Snelling's report stated that the plate was a single exposure, the dancing fairies were not paper/fabric or painted onto a background, and fascinatingly, that they had moved during exposure.

Gardner showed the photos to his cousin Sir Arthur Conran Doyle, (the author of Sherlock Holmes and The Lost World) who being a member of the spiritualist movement, believed the living could communicate with the dead via psyphics and seances and had Gardner interview the girls.

In 1920 Gardner took a new camera and asked the girls to go out to take more photos of the fairies. 5 pictures were taken in total and a well known clairvoyant went and also claimed he could see the fairies.

The debate went on for years and the world lost track of the girls, then in 1966 The Daily Express did a follow up and found Elsie who told them it may have been a figment of her imagination.  She still wasn't giving much away and then in 1971 the BBC in a programme called 'Nationwide' covered the story and Elsie was evasive.  The BBC crew concluded the fairies had been paper cut outs that were made to stand up with hair pins.
Finally in 1981/82 both Frances and Elsie were interviewed for an article in 'The Unexplained' where Elsie admitted all 5 had been faked.  Frances claimed the first 4 were fake but not the last one, and both ladies concluded they had seen real fairies by the Beck.
The hoax that had carried over years turned out to be the method concluded by the BBC, with the paper cut outs and hat pins.  It was said that a pin can actually be seen in the image above on the gnome, but what a fascinating story.
Some people had though Elsie's father had been in on it, but she had denied he knew anything.

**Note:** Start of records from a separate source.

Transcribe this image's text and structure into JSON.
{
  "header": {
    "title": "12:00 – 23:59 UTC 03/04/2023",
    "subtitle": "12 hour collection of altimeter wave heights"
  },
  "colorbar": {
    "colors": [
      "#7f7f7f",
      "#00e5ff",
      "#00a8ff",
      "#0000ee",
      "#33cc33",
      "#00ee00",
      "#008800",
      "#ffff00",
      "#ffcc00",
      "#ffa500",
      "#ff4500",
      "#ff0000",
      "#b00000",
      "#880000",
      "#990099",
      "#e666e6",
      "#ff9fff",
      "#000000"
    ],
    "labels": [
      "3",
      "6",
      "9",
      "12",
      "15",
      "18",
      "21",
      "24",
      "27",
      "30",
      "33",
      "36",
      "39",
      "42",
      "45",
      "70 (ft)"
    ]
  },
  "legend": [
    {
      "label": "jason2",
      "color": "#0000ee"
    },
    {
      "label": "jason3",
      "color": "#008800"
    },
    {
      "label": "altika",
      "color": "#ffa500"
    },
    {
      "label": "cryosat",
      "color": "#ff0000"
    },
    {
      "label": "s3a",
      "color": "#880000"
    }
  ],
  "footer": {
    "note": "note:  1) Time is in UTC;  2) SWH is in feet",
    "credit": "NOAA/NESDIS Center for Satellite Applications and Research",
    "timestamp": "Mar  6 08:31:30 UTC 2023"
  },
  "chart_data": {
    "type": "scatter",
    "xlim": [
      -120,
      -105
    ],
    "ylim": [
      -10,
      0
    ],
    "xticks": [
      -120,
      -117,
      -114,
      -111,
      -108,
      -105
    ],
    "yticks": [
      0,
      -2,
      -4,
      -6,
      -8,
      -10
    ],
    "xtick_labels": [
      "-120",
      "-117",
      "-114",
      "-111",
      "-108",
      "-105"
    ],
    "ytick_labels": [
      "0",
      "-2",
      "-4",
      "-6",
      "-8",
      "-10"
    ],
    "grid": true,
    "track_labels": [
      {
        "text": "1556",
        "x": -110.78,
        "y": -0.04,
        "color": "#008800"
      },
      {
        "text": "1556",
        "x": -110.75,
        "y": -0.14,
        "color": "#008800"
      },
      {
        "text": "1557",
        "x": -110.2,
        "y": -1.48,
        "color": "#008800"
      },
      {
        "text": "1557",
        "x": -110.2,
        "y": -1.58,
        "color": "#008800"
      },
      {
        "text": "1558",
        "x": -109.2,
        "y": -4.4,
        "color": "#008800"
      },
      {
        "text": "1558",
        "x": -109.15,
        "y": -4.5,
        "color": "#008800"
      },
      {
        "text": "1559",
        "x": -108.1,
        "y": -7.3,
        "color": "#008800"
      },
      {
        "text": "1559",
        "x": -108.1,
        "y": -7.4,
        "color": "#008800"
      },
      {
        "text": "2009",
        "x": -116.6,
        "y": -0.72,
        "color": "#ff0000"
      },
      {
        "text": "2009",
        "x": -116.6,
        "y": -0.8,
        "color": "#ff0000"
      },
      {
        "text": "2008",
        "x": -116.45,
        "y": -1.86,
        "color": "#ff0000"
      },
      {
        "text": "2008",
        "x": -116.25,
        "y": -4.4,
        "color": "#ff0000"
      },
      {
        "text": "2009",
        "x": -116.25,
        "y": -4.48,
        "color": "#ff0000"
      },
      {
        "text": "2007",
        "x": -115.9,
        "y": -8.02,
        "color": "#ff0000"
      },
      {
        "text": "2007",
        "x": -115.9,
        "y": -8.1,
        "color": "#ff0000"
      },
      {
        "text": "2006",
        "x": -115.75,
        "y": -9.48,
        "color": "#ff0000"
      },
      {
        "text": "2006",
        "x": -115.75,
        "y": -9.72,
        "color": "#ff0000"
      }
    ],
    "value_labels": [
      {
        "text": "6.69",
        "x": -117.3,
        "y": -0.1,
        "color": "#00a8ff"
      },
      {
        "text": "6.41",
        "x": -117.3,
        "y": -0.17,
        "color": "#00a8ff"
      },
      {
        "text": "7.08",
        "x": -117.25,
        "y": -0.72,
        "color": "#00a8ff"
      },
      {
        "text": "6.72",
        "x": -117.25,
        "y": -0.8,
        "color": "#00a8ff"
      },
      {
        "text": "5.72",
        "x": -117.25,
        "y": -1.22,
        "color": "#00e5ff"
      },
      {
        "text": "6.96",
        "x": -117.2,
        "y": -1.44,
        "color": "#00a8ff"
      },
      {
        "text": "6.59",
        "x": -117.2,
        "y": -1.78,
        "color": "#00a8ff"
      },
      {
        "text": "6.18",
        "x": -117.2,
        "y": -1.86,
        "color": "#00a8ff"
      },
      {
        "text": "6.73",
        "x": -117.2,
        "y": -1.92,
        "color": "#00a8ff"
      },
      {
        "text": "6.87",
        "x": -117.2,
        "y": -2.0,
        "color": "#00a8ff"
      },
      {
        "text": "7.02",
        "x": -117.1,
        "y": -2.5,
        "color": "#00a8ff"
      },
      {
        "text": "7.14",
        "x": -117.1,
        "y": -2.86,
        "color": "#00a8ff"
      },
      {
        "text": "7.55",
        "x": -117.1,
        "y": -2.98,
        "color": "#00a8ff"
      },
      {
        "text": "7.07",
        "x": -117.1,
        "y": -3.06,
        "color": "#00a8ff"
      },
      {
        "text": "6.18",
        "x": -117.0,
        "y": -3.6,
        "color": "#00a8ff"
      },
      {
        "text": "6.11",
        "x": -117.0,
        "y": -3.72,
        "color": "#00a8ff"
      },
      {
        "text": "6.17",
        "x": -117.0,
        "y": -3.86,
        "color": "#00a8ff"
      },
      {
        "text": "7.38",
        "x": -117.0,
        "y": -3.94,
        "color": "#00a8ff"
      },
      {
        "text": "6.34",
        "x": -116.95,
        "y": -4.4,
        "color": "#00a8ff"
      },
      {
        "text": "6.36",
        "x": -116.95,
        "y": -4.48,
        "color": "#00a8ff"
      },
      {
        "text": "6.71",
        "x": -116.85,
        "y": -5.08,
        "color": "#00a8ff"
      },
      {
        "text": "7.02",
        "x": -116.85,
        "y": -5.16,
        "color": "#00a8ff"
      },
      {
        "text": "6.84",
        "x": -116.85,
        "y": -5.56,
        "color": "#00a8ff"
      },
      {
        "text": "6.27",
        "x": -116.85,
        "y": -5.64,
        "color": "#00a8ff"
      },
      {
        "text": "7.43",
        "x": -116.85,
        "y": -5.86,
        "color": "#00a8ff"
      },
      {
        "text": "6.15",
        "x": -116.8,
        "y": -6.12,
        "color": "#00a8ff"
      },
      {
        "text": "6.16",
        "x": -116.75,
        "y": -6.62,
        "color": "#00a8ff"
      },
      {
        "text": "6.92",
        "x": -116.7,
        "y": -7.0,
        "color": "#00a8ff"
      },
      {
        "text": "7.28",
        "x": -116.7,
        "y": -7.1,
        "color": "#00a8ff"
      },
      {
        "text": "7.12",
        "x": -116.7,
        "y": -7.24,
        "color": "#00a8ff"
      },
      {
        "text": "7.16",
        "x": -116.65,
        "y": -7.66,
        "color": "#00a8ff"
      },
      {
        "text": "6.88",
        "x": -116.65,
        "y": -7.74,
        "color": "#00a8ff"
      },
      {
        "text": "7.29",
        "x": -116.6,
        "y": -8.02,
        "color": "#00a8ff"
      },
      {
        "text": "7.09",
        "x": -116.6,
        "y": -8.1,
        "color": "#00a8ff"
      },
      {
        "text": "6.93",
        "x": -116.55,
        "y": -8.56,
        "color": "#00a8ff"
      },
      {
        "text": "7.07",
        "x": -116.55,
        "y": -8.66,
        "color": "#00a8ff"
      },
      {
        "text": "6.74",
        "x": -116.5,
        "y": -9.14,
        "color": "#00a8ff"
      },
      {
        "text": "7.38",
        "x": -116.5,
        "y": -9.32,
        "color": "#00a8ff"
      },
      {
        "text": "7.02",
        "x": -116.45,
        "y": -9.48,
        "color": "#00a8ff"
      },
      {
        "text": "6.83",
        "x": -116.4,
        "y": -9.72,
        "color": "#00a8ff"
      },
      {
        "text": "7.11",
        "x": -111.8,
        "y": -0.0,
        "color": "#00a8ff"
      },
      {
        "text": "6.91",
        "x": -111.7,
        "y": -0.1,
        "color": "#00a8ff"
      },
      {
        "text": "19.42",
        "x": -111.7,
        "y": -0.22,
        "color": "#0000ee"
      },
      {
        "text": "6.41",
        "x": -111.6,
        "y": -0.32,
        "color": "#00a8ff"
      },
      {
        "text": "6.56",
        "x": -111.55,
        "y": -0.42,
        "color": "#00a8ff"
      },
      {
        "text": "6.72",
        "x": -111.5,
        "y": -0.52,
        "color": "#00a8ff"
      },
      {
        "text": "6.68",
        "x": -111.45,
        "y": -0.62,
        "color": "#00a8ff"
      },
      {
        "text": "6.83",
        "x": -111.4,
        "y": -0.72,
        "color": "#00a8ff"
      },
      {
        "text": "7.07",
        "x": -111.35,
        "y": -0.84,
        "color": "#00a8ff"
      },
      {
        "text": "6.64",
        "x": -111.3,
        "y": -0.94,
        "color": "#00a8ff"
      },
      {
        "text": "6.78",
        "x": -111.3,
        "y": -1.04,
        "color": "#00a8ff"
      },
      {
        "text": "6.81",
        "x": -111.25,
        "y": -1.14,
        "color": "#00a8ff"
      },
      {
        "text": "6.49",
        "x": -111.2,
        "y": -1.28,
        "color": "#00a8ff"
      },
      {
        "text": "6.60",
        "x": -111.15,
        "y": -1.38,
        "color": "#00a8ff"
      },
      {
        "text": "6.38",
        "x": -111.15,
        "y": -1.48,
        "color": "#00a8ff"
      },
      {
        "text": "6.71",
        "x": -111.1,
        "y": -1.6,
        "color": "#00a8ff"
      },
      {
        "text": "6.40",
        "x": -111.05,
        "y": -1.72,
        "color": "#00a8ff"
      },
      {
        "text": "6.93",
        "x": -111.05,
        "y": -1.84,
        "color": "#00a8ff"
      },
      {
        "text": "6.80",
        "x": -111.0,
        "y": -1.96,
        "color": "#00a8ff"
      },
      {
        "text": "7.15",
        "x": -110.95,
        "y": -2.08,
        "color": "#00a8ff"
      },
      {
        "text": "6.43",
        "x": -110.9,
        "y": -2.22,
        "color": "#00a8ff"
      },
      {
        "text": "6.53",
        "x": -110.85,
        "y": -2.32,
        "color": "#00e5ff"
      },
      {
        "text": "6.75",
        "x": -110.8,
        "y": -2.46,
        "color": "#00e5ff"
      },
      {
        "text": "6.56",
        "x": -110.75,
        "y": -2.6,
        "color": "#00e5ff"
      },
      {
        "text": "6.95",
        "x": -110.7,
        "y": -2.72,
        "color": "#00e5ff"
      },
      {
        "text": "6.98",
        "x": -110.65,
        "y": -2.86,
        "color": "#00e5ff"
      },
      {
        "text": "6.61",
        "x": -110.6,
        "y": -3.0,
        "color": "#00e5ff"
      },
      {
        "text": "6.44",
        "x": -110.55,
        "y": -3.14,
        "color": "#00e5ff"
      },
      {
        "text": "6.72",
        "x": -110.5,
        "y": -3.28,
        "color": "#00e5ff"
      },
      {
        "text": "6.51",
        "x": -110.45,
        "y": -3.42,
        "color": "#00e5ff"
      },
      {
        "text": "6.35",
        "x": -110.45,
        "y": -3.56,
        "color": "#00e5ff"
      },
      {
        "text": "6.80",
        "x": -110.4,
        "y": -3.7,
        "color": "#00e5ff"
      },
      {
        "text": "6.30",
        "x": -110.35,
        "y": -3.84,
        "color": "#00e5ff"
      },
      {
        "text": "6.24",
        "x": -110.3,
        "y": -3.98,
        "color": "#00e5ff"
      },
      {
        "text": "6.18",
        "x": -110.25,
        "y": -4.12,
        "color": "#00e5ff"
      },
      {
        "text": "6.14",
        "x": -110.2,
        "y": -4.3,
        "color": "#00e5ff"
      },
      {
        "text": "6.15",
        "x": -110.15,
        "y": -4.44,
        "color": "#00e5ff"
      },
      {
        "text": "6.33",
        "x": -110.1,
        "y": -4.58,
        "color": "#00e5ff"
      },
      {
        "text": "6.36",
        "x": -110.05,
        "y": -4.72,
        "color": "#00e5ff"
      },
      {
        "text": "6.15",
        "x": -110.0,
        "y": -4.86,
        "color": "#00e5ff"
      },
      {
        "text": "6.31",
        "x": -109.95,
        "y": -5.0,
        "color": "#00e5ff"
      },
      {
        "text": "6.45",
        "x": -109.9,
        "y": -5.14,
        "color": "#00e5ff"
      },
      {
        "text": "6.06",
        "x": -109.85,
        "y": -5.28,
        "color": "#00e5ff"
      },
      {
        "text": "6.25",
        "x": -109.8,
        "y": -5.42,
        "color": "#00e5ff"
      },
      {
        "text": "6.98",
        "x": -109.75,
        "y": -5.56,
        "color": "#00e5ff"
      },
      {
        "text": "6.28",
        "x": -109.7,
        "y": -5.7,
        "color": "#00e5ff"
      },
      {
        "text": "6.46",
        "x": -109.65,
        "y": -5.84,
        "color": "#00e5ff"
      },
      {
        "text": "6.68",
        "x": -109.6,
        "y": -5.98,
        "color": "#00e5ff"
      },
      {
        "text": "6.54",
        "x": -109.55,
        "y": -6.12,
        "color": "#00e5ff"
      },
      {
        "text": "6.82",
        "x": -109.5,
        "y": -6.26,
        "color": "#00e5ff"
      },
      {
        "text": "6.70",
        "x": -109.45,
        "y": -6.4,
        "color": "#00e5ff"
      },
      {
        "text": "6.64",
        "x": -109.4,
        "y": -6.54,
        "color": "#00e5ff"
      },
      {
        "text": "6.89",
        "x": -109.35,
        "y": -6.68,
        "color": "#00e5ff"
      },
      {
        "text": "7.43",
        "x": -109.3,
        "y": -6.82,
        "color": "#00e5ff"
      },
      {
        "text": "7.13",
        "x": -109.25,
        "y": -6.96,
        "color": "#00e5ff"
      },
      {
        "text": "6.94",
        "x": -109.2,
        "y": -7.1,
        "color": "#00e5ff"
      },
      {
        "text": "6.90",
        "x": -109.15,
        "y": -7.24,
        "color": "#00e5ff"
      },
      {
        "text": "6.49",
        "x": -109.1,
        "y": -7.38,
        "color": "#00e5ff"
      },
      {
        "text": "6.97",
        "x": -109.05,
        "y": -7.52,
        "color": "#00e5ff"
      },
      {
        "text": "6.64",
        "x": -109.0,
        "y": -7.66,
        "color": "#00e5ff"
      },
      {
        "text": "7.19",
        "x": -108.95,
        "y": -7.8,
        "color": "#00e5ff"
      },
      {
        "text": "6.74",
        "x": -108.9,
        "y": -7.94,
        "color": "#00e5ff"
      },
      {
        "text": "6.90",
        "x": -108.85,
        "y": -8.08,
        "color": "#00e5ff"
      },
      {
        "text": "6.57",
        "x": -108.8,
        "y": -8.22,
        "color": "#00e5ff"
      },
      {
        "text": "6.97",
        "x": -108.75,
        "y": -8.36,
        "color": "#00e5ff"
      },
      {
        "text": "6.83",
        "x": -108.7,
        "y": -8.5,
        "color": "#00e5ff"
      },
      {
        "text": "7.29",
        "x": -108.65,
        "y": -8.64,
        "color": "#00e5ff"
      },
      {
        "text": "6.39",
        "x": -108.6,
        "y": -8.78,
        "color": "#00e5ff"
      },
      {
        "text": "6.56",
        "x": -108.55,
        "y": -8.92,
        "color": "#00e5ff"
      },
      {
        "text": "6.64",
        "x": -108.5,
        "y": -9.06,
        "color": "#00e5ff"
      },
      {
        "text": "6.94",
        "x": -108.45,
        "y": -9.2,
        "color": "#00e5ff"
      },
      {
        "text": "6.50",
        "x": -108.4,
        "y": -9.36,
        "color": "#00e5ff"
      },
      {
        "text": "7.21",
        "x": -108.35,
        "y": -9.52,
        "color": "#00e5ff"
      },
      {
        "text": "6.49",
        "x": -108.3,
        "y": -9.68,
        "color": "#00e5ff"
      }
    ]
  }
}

Elsie herself said she was surprised so many people had been fooled, with what appeared to her, to be a very obvious fake.

I love the story because that is what it was, a children's story taken out of all proportion, that went on for years being believed by so many. I like the images... It was great manipulation in a different way.   I too couldn't wait to read all the article to discover the outcome? But then I can be gullible.

This shows how the manipulation of images has been around a very long time, and can be very appealing to a lot of people.


                                                                    Who goes There

Whilst I don't have any images containing fairies,  if I was to manipulate images with them in, I would choose an angle shot of my my 'Autumn Gold' scene for their home, which I have turned to black and white here, because the tree is so old and to compare it to those above.  My image is obviously much clearer using years later camera  technology, but their scenes are much brighter with the whites of the falls, fairies and the dress, so stand out more.  This tree holds 2 imaginative goole like faces upon it in my opinion and I think the black and white actually seems to add a creepy atmosphere.  The texture is still apparent in the bark, but I do prefer it in colour, (see a previous blog) because the colours lift it and show more detail.